Ice floes float in Baffin Bay above the Arctic circle as seen from the Canadian Coast Guard icebreaker 'Louis S. St-Laurent' on 10 July 2008. Photo: Jonathan Hayward / The Canadian Press / Postmedia News

By Margaret Munro
18 August 2014

(Postmedia News) – Federal scientists who keep a close eye on the Arctic ice would like to routinely brief Canadians about extraordinary events unfolding in the North.

But newly released federal documents show the Harper government has been thwarting their efforts.

In 2012, as the Arctic ice hit the lowest point ever recorded, scientists at the Canadian Ice Service were keen to tell Canadians about the stunning ice loss.

“Less ice doesn’t mean less danger. In fact the opposite is true and there is greater need for ice information,” Leah Braithwaite, the service’s chief of applied science said in an August 2012 memo to Norman Naylor, a strategic communications adviser at Environment Canada.

Braithwaite and her colleagues — aware of the national and international interest in the shrinking polar ice — wanted to hold a “strictly factual” technical briefing for the media to inform Canadians how the ice had disappeared from not only the Northwest Passage but many normally ice-choked parts of the Arctic.

The briefing never happened. Nine levels of approval — from the director of the ice service up to the environment minister’s office — were needed for the “communication plan,” according to the documents released to Postmedia News under the Access to Information Act.

“Ministerial services” — the sixth layer — cancelled the briefing, the documents say. And the ice service scientists ended up watching as the Canadian media and public got most of their information from the U.S. National Snow and Ice Data Center (NSIDC), where scientists were quick to give interviews, hold briefings and issue press releases as the ice shattered records as it melted from Baffin Island to the Beaufort Sea.

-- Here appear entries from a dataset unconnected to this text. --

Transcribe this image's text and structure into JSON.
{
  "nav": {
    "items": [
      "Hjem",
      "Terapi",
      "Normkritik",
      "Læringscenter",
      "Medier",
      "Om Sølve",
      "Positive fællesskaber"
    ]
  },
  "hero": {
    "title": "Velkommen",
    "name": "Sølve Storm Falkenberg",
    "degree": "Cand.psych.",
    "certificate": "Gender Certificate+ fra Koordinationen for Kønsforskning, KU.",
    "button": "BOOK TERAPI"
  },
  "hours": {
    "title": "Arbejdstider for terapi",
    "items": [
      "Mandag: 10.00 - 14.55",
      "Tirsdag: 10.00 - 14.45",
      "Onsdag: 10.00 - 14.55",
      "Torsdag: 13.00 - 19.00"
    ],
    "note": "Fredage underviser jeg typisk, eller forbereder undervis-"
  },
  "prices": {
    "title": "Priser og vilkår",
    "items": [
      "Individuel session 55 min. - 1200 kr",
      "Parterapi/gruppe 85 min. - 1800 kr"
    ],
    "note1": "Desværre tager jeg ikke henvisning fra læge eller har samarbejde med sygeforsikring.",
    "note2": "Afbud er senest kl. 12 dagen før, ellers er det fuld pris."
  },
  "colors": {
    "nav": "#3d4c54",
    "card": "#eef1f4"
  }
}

Environment Canada did not immediately respond to written questions sent on Monday about the cancelled briefing. The Privy Council Office (PCO) said any response would come from Environment Canada.

Observers say the case is further evidence of the way the Conservative government is silencing scientists.

“It’s suppression through bureaucracy,” said Katie Gibbs, executive director of Evidence for Democracy (E4D), an Ottawa-based non-profit pushing for open communication of government science.

“Why is it that we need nine levels of approval for this sort of thing, what’s the justification,” said biologist Scott Findlay, a co-founder of E4D and member of the Institute for Science, Society and Policy at the University of Ottawa.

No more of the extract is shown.